With continuing research in this field many remain hopeful that new studies will advance our knowledge on Reflexology and Multiple Sclerosis. In the meantime the National Multiple Sclerosis Society acknowledges the popularity of Reflexology amongst its members and local chapters have published articles in their quarterly newsletters about Reflexology and the need for human touch, especially with MS. They remain guarded however, to admitting any benefits and caution users to consult with their physician before undergoing any treatment not currently prescribed to them. As they should, most Reflexologists have a disclaimer in their intake forms about the modality not being a substitute for medical care and to consult with their medical doctor if they are experiencing any specific medical conditions.
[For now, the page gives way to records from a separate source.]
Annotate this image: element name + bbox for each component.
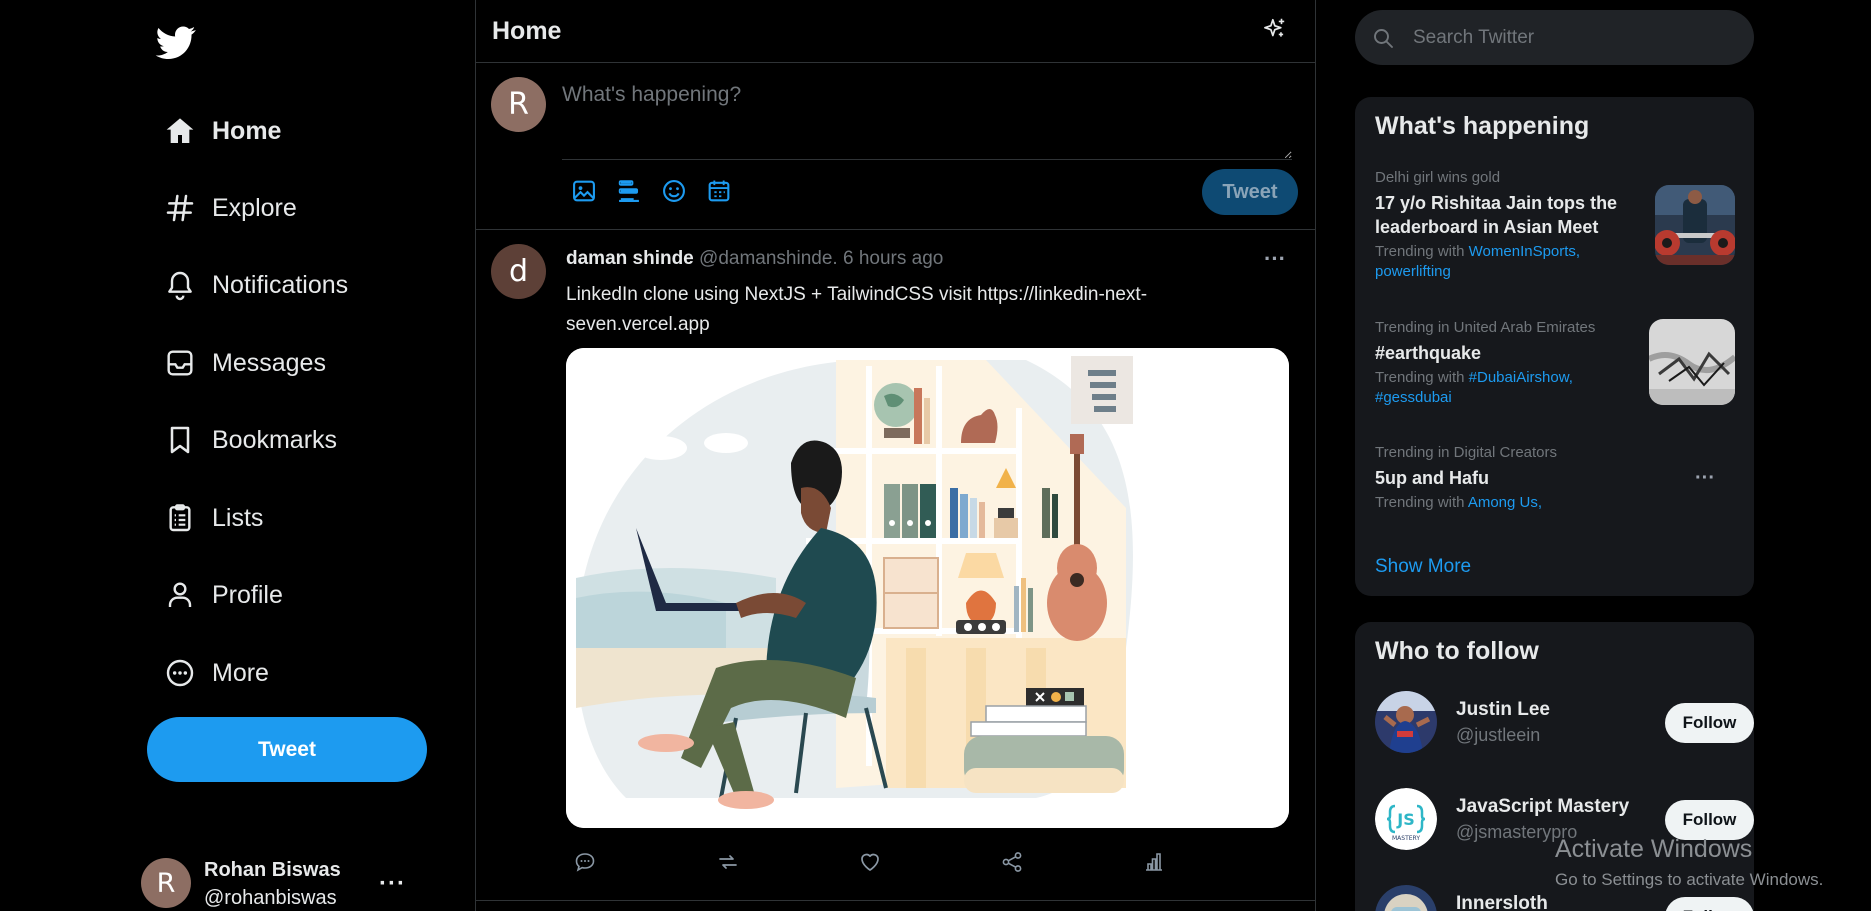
trend-tags: Trending with #DubaiAirshow, #gessdubai [1375,368,1585,408]
compose-input[interactable] [562,75,1292,160]
trend-title: 17 y/o Rishitaa Jain tops the leaderboar… [1375,193,1618,237]
account-handle: @rohanbiswas [204,887,337,909]
account-switcher[interactable]: R Rohan Biswas @rohanbiswas ··· [141,858,486,909]
inbox-icon [164,347,196,379]
post-header: daman shinde @damanshinde. 6 hours ago [566,248,943,270]
post-image[interactable] [566,348,1289,828]
main-timeline: Home R Tweet d daman shinde @damanshinde… [475,0,1316,911]
avatar[interactable] [1375,885,1437,911]
nav-label: Explore [212,193,297,222]
trends-card: What's happening Delhi girl wins gold 17… [1355,97,1754,596]
svg-text:MASTERY: MASTERY [1392,835,1420,842]
sparkle-icon[interactable] [1262,16,1288,42]
post-text: LinkedIn clone using NextJS + TailwindCS… [566,284,1148,335]
trend-tags-prefix: Trending with [1375,243,1469,260]
person-icon [164,579,196,611]
follow-suggestion[interactable]: Justin Lee @justleein Follow [1375,691,1754,755]
search-input[interactable] [1411,22,1735,54]
left-sidebar: Home Explore Notifications Messages Book… [0,0,476,911]
follow-title: Who to follow [1375,637,1539,665]
post-time: 6 hours ago [842,248,944,269]
schedule-icon[interactable] [705,177,733,205]
nav-label: Profile [212,580,283,609]
svg-text:JS: JS [1396,810,1414,829]
tweet-post[interactable]: d daman shinde @damanshinde. 6 hours ago… [476,230,1315,901]
follow-suggestion[interactable]: Innersloth Follow [1375,885,1754,911]
trend-tag-link[interactable]: Among Us, [1468,494,1542,511]
follow-handle: @jsmasterypro [1456,822,1578,842]
bell-icon [164,269,196,301]
analytics-icon[interactable] [1142,850,1166,874]
avatar: R [491,77,546,132]
more-dots-icon[interactable]: ··· [1695,467,1715,490]
follow-button[interactable]: Follow [1665,703,1754,743]
avatar: R [141,858,191,908]
nav-label: Bookmarks [212,425,338,454]
show-more-link[interactable]: Show More [1375,556,1471,578]
account-name: Rohan Biswas [204,859,341,881]
nav-bookmarks[interactable]: Bookmarks [164,415,337,465]
tweet-composer: R Tweet [476,63,1315,230]
trend-title: 5up and Hafu [1375,468,1490,488]
compose-tweet-button[interactable]: Tweet [1202,169,1298,215]
nav-lists[interactable]: Lists [164,493,263,543]
avatar[interactable] [1375,691,1437,753]
nav-more[interactable]: More [164,648,269,698]
trend-thumbnail[interactable] [1655,185,1735,265]
follow-suggestion[interactable]: JS MASTERY JavaScript Mastery @jsmasteryp… [1375,788,1754,852]
hashtag-icon [164,192,196,224]
trend-item[interactable]: Trending in Digital Creators 5up and Haf… [1375,444,1745,513]
clipboard-list-icon [164,502,196,534]
bookmark-icon [164,424,196,456]
search-icon [1371,26,1395,50]
nav-profile[interactable]: Profile [164,570,283,620]
page-title: Home [492,17,562,45]
trend-tags: Trending with WomenInSports, powerliftin… [1375,242,1625,282]
follow-name: Justin Lee [1456,699,1550,720]
trend-tags: Trending with Among Us, [1375,493,1745,513]
share-icon[interactable] [1000,850,1024,874]
nav-explore[interactable]: Explore [164,183,297,233]
follow-button[interactable]: Follow [1665,897,1754,911]
like-icon[interactable] [858,850,882,874]
trend-tags-prefix: Trending with [1375,494,1468,511]
nav-messages[interactable]: Messages [164,338,326,388]
post-author[interactable]: daman shinde [566,248,694,269]
trend-thumbnail[interactable] [1649,319,1735,405]
more-circle-icon [164,657,196,689]
who-to-follow-card: Who to follow Justin Lee @justleein Foll… [1355,622,1754,911]
nav-label: Messages [212,348,326,377]
reply-icon[interactable] [573,850,597,874]
trend-context: Delhi girl wins gold [1375,169,1501,186]
emoji-icon[interactable] [660,177,688,205]
nav-home[interactable]: Home [164,106,281,156]
nav-label: Home [212,116,282,145]
nav-notifications[interactable]: Notifications [164,260,348,310]
follow-name: Innersloth [1456,893,1548,911]
follow-handle: @justleein [1456,725,1541,745]
image-icon[interactable] [570,177,598,205]
search-bar[interactable] [1355,10,1754,65]
timeline-header: Home [476,0,1315,63]
nav-label: More [212,658,269,687]
avatar[interactable]: d [491,244,546,299]
post-handle[interactable]: @damanshinde. [699,248,838,269]
poll-icon[interactable] [615,177,643,205]
nav-label: Notifications [212,270,349,299]
avatar[interactable]: JS MASTERY [1375,788,1437,850]
follow-name: JavaScript Mastery [1456,796,1630,817]
trend-context: Trending in Digital Creators [1375,444,1558,461]
more-dots-icon[interactable]: ··· [1264,246,1286,272]
home-icon [164,115,196,147]
trends-title: What's happening [1375,112,1590,140]
trend-tags-prefix: Trending with [1375,369,1469,386]
more-dots-icon[interactable]: ··· [379,870,406,898]
retweet-icon[interactable] [716,850,740,874]
nav-label: Lists [212,503,264,532]
follow-button[interactable]: Follow [1665,800,1754,840]
tweet-button[interactable]: Tweet [147,717,427,782]
twitter-bird-icon[interactable] [155,22,197,62]
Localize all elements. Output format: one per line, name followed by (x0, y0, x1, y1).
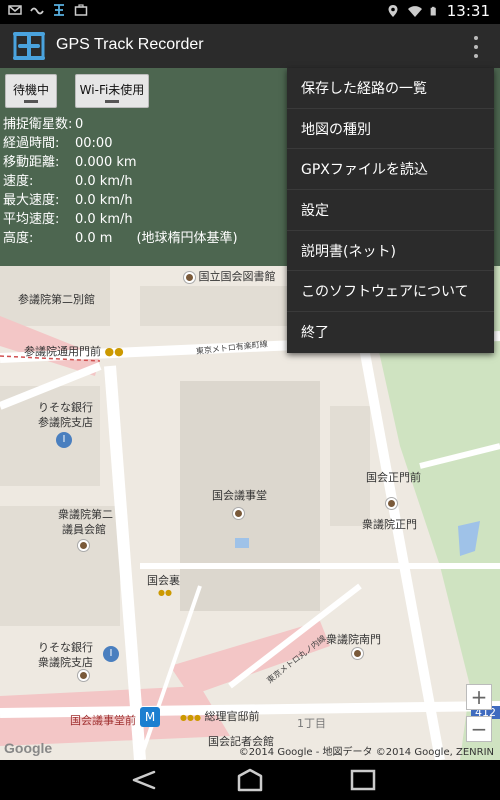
briefcase-icon (74, 4, 88, 16)
bank-icon: I (56, 432, 72, 448)
map-label-resona1-a: りそな銀行 (38, 401, 93, 414)
map-label-shugiin-minamimon: 衆議院南門 (326, 633, 381, 646)
poi-icon (78, 538, 89, 551)
stat-label: 最大速度: (3, 193, 60, 208)
stat-row: 移動距離: 0.000 km (3, 153, 238, 172)
map-label-library: 国立国会図書館 (184, 268, 276, 284)
poi-icon (386, 496, 397, 509)
map-label-itchome: 1丁目 (297, 717, 326, 730)
stat-row: 最大速度: 0.0 km/h (3, 191, 238, 210)
zoom-in-button[interactable]: + (466, 684, 492, 710)
menu-item-load-gpx[interactable]: GPXファイルを読込 (287, 149, 494, 191)
menu-item-saved-routes[interactable]: 保存した経路の一覧 (287, 68, 494, 109)
stat-label: 捕捉衛星数: (3, 117, 73, 132)
poi-icon (233, 506, 244, 519)
overflow-menu-icon[interactable] (472, 36, 480, 58)
status-bar: 13:31 (0, 0, 500, 24)
signal-tilde-icon (30, 7, 44, 15)
stat-label: 移動距離: (3, 155, 60, 170)
stat-row: 速度: 0.0 km/h (3, 172, 238, 191)
navigation-bar (0, 760, 500, 800)
map-label-shugiin-kaikan-a: 衆議院第二 (58, 508, 113, 521)
wifi-icon (407, 6, 422, 17)
overflow-menu: 保存した経路の一覧 地図の種別 GPXファイルを読込 設定 説明書(ネット) こ… (287, 68, 494, 353)
stat-row: 経過時間: 00:00 (3, 134, 238, 153)
stat-label: 平均速度: (3, 212, 60, 227)
home-icon[interactable] (233, 768, 267, 792)
app-title: GPS Track Recorder (56, 36, 204, 53)
wait-toggle-label: 待機中 (12, 82, 49, 97)
recents-icon[interactable] (346, 768, 380, 792)
map-label-gate-sangiin: 参議院通用門前 ●● (24, 345, 124, 358)
stat-value: 0.0 km/h (75, 212, 133, 227)
stat-value: 0 (75, 117, 84, 132)
stat-row: 平均速度: 0.0 km/h (3, 210, 238, 229)
wifi-toggle-button[interactable]: Wi-Fi未使用 (75, 74, 149, 108)
stat-value: 0.0 km/h (75, 174, 133, 189)
map-label-shugiin-seimon: 衆議院正門 (362, 518, 417, 531)
stat-label: 経過時間: (3, 136, 60, 151)
map-label-diet-building: 国会議事堂 (212, 489, 267, 502)
menu-item-about[interactable]: このソフトウェアについて (287, 271, 494, 313)
map-label-annex2: 参議院第二別館 (18, 293, 95, 306)
stat-value: 00:00 (75, 136, 113, 151)
bank-icon: I (103, 646, 119, 662)
menu-item-map-type[interactable]: 地図の種別 (287, 109, 494, 150)
wifi-toggle-label: Wi-Fi未使用 (79, 82, 145, 97)
map-label-kantei: ●●● 総理官邸前 (180, 710, 260, 723)
poi-icon (78, 668, 89, 681)
menu-item-settings[interactable]: 設定 (287, 190, 494, 231)
zoom-out-button[interactable]: − (466, 716, 492, 742)
mail-icon (8, 5, 22, 15)
poi-icon (352, 646, 363, 659)
menu-item-manual[interactable]: 説明書(ネット) (287, 231, 494, 272)
stat-value: 0.0 m (75, 231, 113, 246)
google-logo: Google (4, 740, 53, 756)
toggle-indicator (105, 100, 119, 103)
map-copyright: ©2014 Google - 地図データ ©2014 Google, ZENRI… (238, 747, 494, 758)
traffic-light-icon: ●● (158, 588, 172, 597)
wait-toggle-button[interactable]: 待機中 (5, 74, 57, 108)
stat-row: 捕捉衛星数: 0 (3, 115, 238, 134)
stat-value: 0.000 km (75, 155, 137, 170)
map-label-station: 国会議事堂前 (70, 714, 136, 727)
map-label-resona1-b: 参議院支店 (38, 416, 93, 429)
map-label-seimon: 国会正門前 (366, 471, 421, 484)
location-icon (388, 5, 398, 17)
altitude-note: (地球楕円体基準) (136, 231, 238, 246)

Reflexology and Multiple Sclerosis research is off to a good start and, if used in conjuncture with allopathic medicine, may very well be a beneficial modality to those with MS. We have seen positive data suggesting this so far. Not a cure by any means, but a means to live a little better, through touch, with the debilitating disease. And that in itself can go a long way toward bridging the gap between allopathic medicine and complementary and alternative medicine.